Secondo la Banca mondiale, nel mondo il 69% degli adulti (3,8 miliardi di persone) aveva un conto bancario nel 2018, rispetto al 51% nel 2011. La percentuale di coloro in questo universo che ha inviato o ricevuto un pagamento digitale, secondo lo stesso studio, è aumentata dal 67% nel 2014 al 76% nel 2017. Ma, allo stesso tempo, ci sono 1,7 miliardi di adulti non bancarizzati, nonostante possiedano un telefono mobile. E non è un problema che riguarda solo il mondo emerging. Anche nei Paesi sviluppati ci sono clienti sottobancarizzati, che hanno cioè un conto ma che non ottengono un livello di servizio sufficiente: un quarto dei cittadini Usa per esempio soffre di questa debolezza. Che il fintech sia la via per rendere i servizi bancari più accessibili lo dimostra l’esempio del Sud Est asiatico dove la quota di persone titolari di un conto è passata dal 23% al 70% dal 2014 a oggi grazie alla diffusione della telefonia mobile: l’avanzamento è stato guidato dall’India dove con l’identificazione biometrica la quota di titolari di conto è stata portata all’80%. Oltre 350 milioni di indiani hanno ottenuto un conto bancario negli ultimi cinque anni grazie alla combinazione di software (il sistema Aadhaar, una sorta di registro pubblico delle persone, che consente l’identificazione digitale) e hardware (impronte digitali e scanner iridei).
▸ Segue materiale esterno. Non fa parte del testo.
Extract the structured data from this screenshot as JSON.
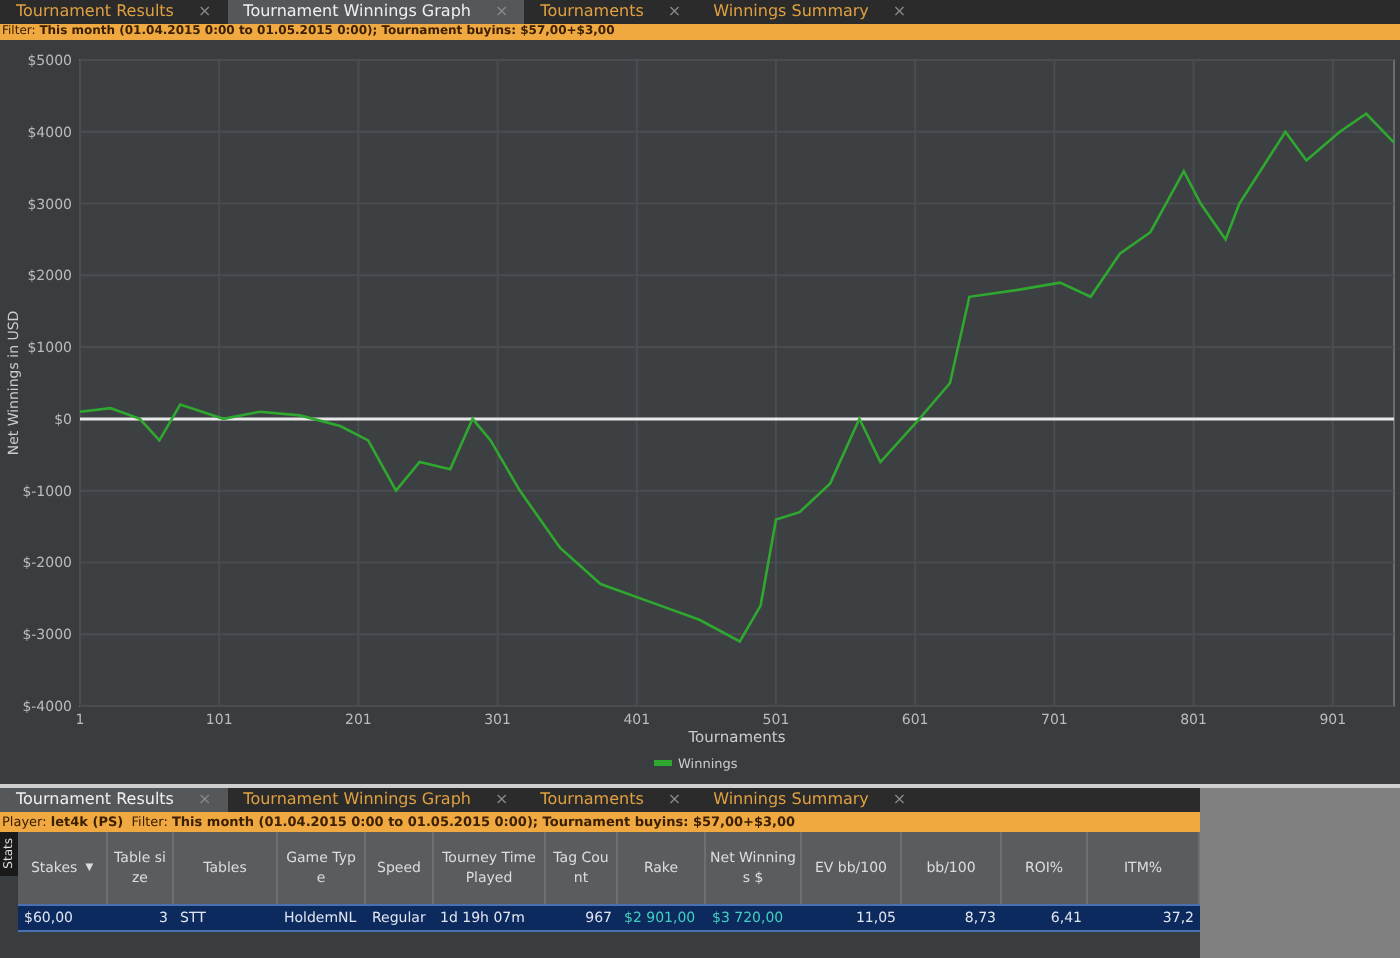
{
  "top_tabs": [
    {
      "label": "Tournament Results",
      "close": "×",
      "selected": false
    },
    {
      "label": "Tournament Winnings Graph",
      "close": "×",
      "selected": true
    },
    {
      "label": "Tournaments",
      "close": "×",
      "selected": false
    },
    {
      "label": "Winnings Summary",
      "close": "×",
      "selected": false
    }
  ],
  "top_filter": "Filter: **This month (01.04.2015 0:00 to 01.05.2015 0:00); Tournament buyins: $57,00+$3,00**",
  "graph": {
    "chart_data": {
      "type": "line",
      "grid": true,
      "xlabel": "Tournaments",
      "ylabel": "Net Winnings in USD",
      "xlim": [
        1,
        945
      ],
      "ylim": [
        -4000,
        5000
      ],
      "xticks": [
        1,
        101,
        201,
        301,
        401,
        501,
        601,
        701,
        801,
        901
      ],
      "yticks": [
        {
          "value": 5000,
          "label": "$5000"
        },
        {
          "value": 4000,
          "label": "$4000"
        },
        {
          "value": 3000,
          "label": "$3000"
        },
        {
          "value": 2000,
          "label": "$2000"
        },
        {
          "value": 1000,
          "label": "$1000"
        },
        {
          "value": 0,
          "label": "$0"
        },
        {
          "value": -1000,
          "label": "$-1000"
        },
        {
          "value": -2000,
          "label": "$-2000"
        },
        {
          "value": -3000,
          "label": "$-3000"
        },
        {
          "value": -4000,
          "label": "$-4000"
        }
      ],
      "x": [
        1,
        23,
        44,
        58,
        73,
        104,
        130,
        159,
        188,
        208,
        228,
        245,
        267,
        283,
        296,
        317,
        346,
        375,
        418,
        446,
        475,
        490,
        501,
        518,
        540,
        561,
        576,
        604,
        626,
        640,
        676,
        705,
        727,
        748,
        770,
        794,
        806,
        824,
        834,
        867,
        882,
        906,
        925,
        945
      ],
      "series": [
        {
          "name": "Winnings",
          "color": "#2ea82e",
          "values": [
            100,
            150,
            0,
            -300,
            200,
            0,
            100,
            50,
            -100,
            -300,
            -1000,
            -600,
            -700,
            0,
            -300,
            -1000,
            -1800,
            -2300,
            -2600,
            -2800,
            -3100,
            -2600,
            -1400,
            -1300,
            -900,
            0,
            -600,
            0,
            500,
            1700,
            1800,
            1900,
            1700,
            2300,
            2600,
            3450,
            3000,
            2500,
            3000,
            4000,
            3600,
            4000,
            4250,
            3850
          ]
        }
      ]
    }
  },
  "bottom_tabs": [
    {
      "label": "Tournament Results",
      "close": "×",
      "selected": true
    },
    {
      "label": "Tournament Winnings Graph",
      "close": "×",
      "selected": false
    },
    {
      "label": "Tournaments",
      "close": "×",
      "selected": false
    },
    {
      "label": "Winnings Summary",
      "close": "×",
      "selected": false
    }
  ],
  "bottom_filter": "Player: **let4k (PS)**  Filter: **This month (01.04.2015 0:00 to 01.05.2015 0:00); Tournament buyins: $57,00+$3,00**",
  "side_tab": "Stats",
  "table": {
    "columns": [
      {
        "label": "Stakes",
        "sort": "▼"
      },
      {
        "label": "Table size"
      },
      {
        "label": "Tables"
      },
      {
        "label": "Game Type"
      },
      {
        "label": "Speed"
      },
      {
        "label": "Tourney Time Played"
      },
      {
        "label": "Tag Count"
      },
      {
        "label": "Rake"
      },
      {
        "label": "Net Winnings $"
      },
      {
        "label": "EV bb/100"
      },
      {
        "label": "bb/100"
      },
      {
        "label": "ROI%"
      },
      {
        "label": "ITM%"
      }
    ],
    "rows": [
      {
        "selected": true,
        "cells": [
          "$60,00",
          "3",
          "STT",
          "HoldemNL",
          "Regular",
          "1d 19h 07m",
          "967",
          "$2 901,00",
          "$3 720,00",
          "11,05",
          "8,73",
          "6,41",
          "37,2"
        ]
      }
    ]
  }
}
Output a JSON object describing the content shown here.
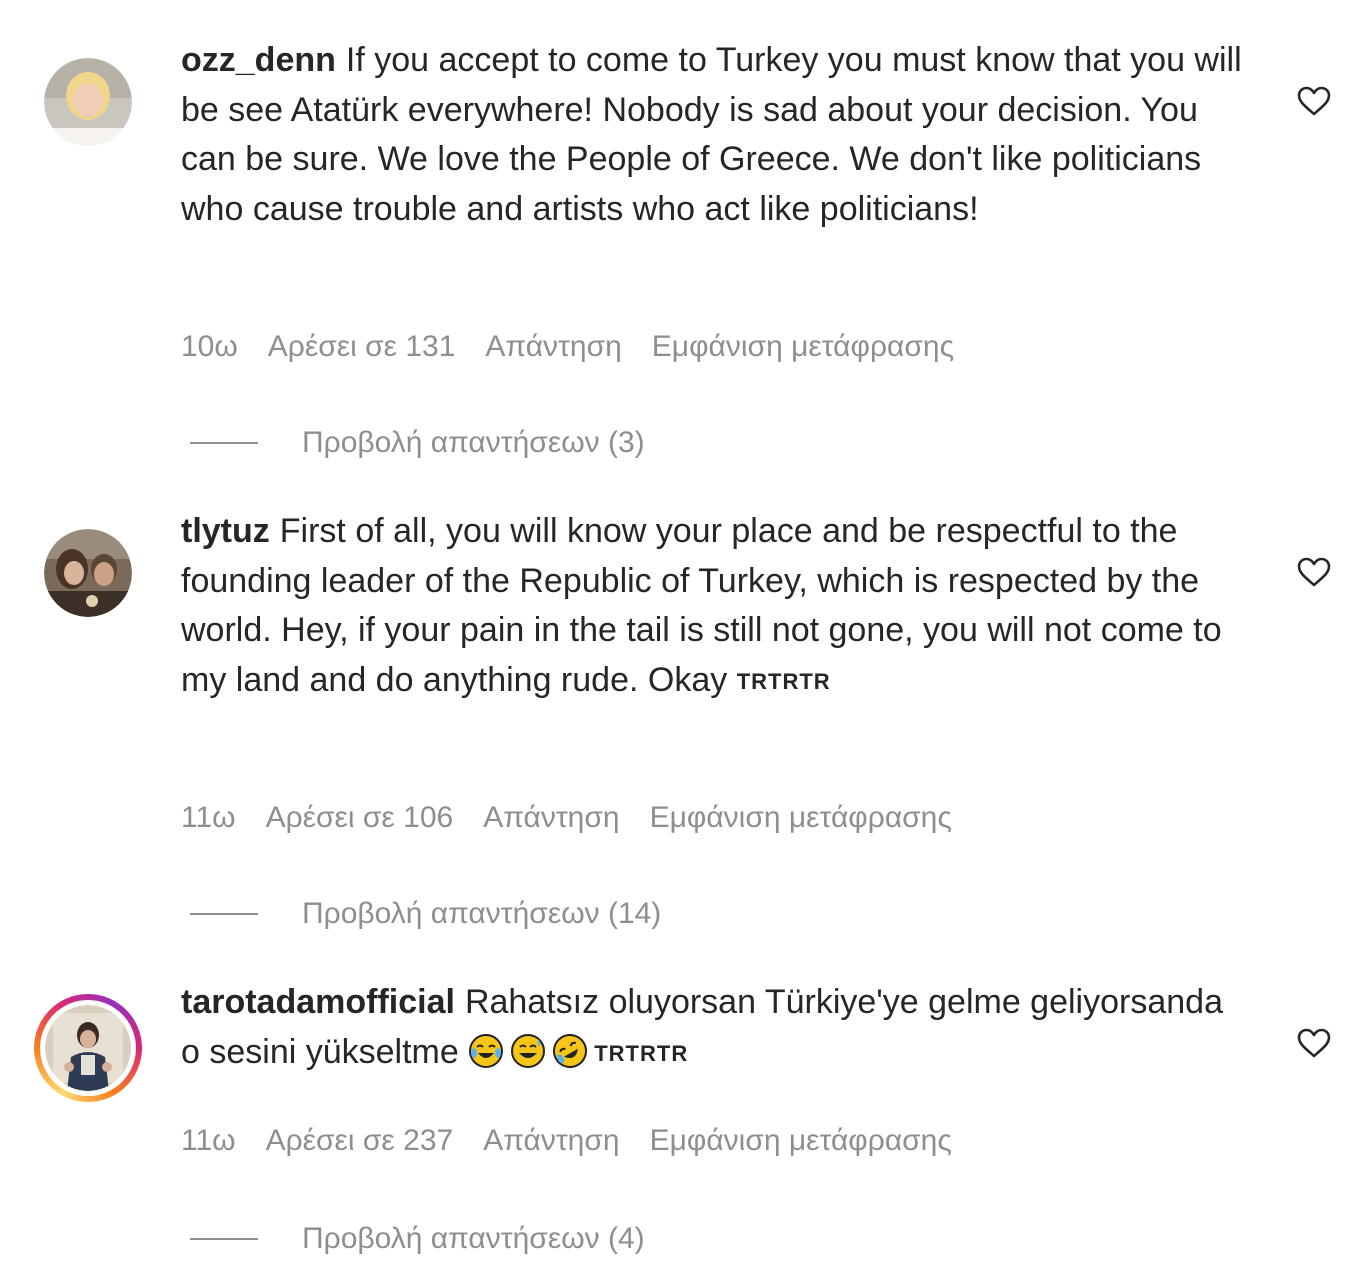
{
  "comments": [
    {
      "username": "ozz_denn",
      "text": "If you accept to come to Turkey you must know that you will be see Atatürk everywhere! Nobody is sad about your decision. You can be sure. We love the People of Greece. We don't like politicians who cause trouble and artists who act like politicians!",
      "time": "10ω",
      "likes": "Αρέσει σε 131",
      "reply": "Απάντηση",
      "translate": "Εμφάνιση μετάφρασης",
      "view_replies": "Προβολή απαντήσεων (3)"
    },
    {
      "username": "tlytuz",
      "text": "First of all, you will know your place and be respectful to the founding leader of the Republic of Turkey, which is respected by the world. Hey, if your pain in the tail is still not gone, you will not come to my land and do anything rude. Okay",
      "flags": "TRTRTR",
      "time": "11ω",
      "likes": "Αρέσει σε 106",
      "reply": "Απάντηση",
      "translate": "Εμφάνιση μετάφρασης",
      "view_replies": "Προβολή απαντήσεων (14)"
    },
    {
      "username": "tarotadamofficial",
      "text": "Rahatsız oluyorsan Türkiye'ye gelme geliyorsanda o sesini yükseltme",
      "emojis": [
        "face-with-tears-of-joy",
        "grinning-face-with-sweat",
        "rolling-on-the-floor-laughing"
      ],
      "flags": "TRTRTR",
      "time": "11ω",
      "likes": "Αρέσει σε 237",
      "reply": "Απάντηση",
      "translate": "Εμφάνιση μετάφρασης",
      "view_replies": "Προβολή απαντήσεων (4)"
    }
  ],
  "icons": {
    "like": "heart-outline-icon"
  },
  "colors": {
    "text": "#262626",
    "secondary": "#8e8e8e",
    "story_ring": [
      "#feda75",
      "#fa7e1e",
      "#d62976",
      "#962fbf"
    ]
  }
}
5. Cina e India: i poli fintech a cui guardare

Per quanto detto, i luoghi a cui guardare in futuro e immaginare la parabola di sviluppo del fintech non sono vicino a noi ma sono nell’estremo Oriente, segnatamente in Cina e in India. La prima è la culla del digitale e delle conglomerate big tech che stanno trasformando il concetto tradizionale del retail spostando tutte le operazioni (comprese quelle finanziarie) online: Tencent e Alibaba fanno da arieti con due colossi dei pagamenti come WeChat e Ant Financial che si spartiscono il mercato dei pagamenti. La Cina ha quasi 900 milioni di utenti nei servizi di pagamento che effettuano circa 80 miliardi di transazioni l’anno. Nel 2011 i pagamenti mobili rappresentavano solo il 3,5% del totale e nel 2019 siamo all’85%.L’India è il Paese dove il banking nasce di fatto digitale e si arriva al fintech senza passare da filiali e banche fisiche. E dove il fintech, grazie al sistema di identificazione biometrico che garantisce la sicurezza, consente di raggiungere aree rurali dove altrimenti con ogni probabilità i servizi bancari non sarebbero mai arrivati. Con questo sistema i piccoli commercianti possono a basso costo identificare le persone e accettare pagamenti digitali in sicurezza. Modelli, che ancora di più oggi, risultano vincenti.